使用pyspark和elasticsearch-hadoop连接器的elasticsearch查询在RecordReader.close

时间:2016-04-26 21:10:11

标签: hadoop elasticsearch pyspark

从elasticsearch读入rdd抛出异常:

org.elasticsearch.hadoop.rest.EsHadoopInvalidRequest:ActionRequestValidationException [验证失败:1:未指定滚动ID;]

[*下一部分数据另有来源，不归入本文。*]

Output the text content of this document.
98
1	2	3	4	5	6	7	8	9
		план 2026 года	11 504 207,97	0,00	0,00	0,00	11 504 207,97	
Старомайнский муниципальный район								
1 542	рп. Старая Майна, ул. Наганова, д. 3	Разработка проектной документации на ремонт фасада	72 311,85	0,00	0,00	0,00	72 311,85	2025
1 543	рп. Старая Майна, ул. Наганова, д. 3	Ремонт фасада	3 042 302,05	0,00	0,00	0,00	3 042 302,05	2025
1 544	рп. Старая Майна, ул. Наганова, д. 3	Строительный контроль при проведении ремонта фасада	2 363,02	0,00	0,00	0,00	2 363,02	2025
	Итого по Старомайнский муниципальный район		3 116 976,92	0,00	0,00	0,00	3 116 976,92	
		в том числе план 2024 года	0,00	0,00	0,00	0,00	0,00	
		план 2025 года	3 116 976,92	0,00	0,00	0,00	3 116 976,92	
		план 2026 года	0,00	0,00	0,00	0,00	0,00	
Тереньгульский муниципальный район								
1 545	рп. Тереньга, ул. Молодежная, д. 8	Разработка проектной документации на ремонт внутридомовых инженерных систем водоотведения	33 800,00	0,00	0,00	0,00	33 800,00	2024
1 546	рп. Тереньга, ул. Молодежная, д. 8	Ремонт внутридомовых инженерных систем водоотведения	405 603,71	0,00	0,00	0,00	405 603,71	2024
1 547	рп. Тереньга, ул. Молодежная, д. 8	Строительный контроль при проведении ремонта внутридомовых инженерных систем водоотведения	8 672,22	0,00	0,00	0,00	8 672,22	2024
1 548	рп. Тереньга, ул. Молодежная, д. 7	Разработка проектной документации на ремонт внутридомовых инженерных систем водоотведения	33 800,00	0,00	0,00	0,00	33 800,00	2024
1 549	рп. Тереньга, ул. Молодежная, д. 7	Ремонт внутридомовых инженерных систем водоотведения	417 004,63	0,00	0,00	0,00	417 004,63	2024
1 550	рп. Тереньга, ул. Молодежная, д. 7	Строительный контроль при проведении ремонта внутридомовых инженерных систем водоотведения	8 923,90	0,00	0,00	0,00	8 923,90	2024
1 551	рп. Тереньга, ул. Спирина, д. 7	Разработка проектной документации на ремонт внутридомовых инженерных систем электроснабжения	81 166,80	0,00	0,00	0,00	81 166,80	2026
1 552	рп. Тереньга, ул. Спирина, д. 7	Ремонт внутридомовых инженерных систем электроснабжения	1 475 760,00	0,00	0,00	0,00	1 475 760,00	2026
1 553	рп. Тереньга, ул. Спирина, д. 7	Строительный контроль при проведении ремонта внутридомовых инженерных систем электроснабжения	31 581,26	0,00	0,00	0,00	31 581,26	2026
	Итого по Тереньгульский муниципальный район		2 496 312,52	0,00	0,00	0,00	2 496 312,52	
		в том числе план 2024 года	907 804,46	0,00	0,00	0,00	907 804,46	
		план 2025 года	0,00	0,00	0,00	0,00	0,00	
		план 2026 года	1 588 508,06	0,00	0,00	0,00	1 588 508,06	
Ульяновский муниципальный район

mr.EsInputFormat:无法确定任务ID ...

软件版本:pyspark 1.6,elasticsearch-hadoop-2.2.1连接器用作elasticsearch的连接器,Elasticsearch版本是1.0.1,hadoop 2.7.2和python 2.7

elasticsearch-hadoop-2.2.1库来自这里: https://www.elastic.co/guide/en/elasticsearch/hadoop/2.2/reference.html

代码

es_rdd =  sc.newAPIHadoopRDD(
inputFormatClass="org.elasticsearch.hadoop.mr.EsInputFormat",
keyClass="org.apache.hadoop.io.NullWritable",
valueClass="org.elasticsearch.hadoop.mr.LinkedMapWritable",
conf={ "es.resource" : "INDEX/TYPE", "es.nodes" : "NODE_NAME"})
print (es_rdd.first())

请帮助解决异常;

在异常之前打印以下警告,可以链接到此警告以及可能的实际异常: mr.EsInputFormat:无法确定任务ID ...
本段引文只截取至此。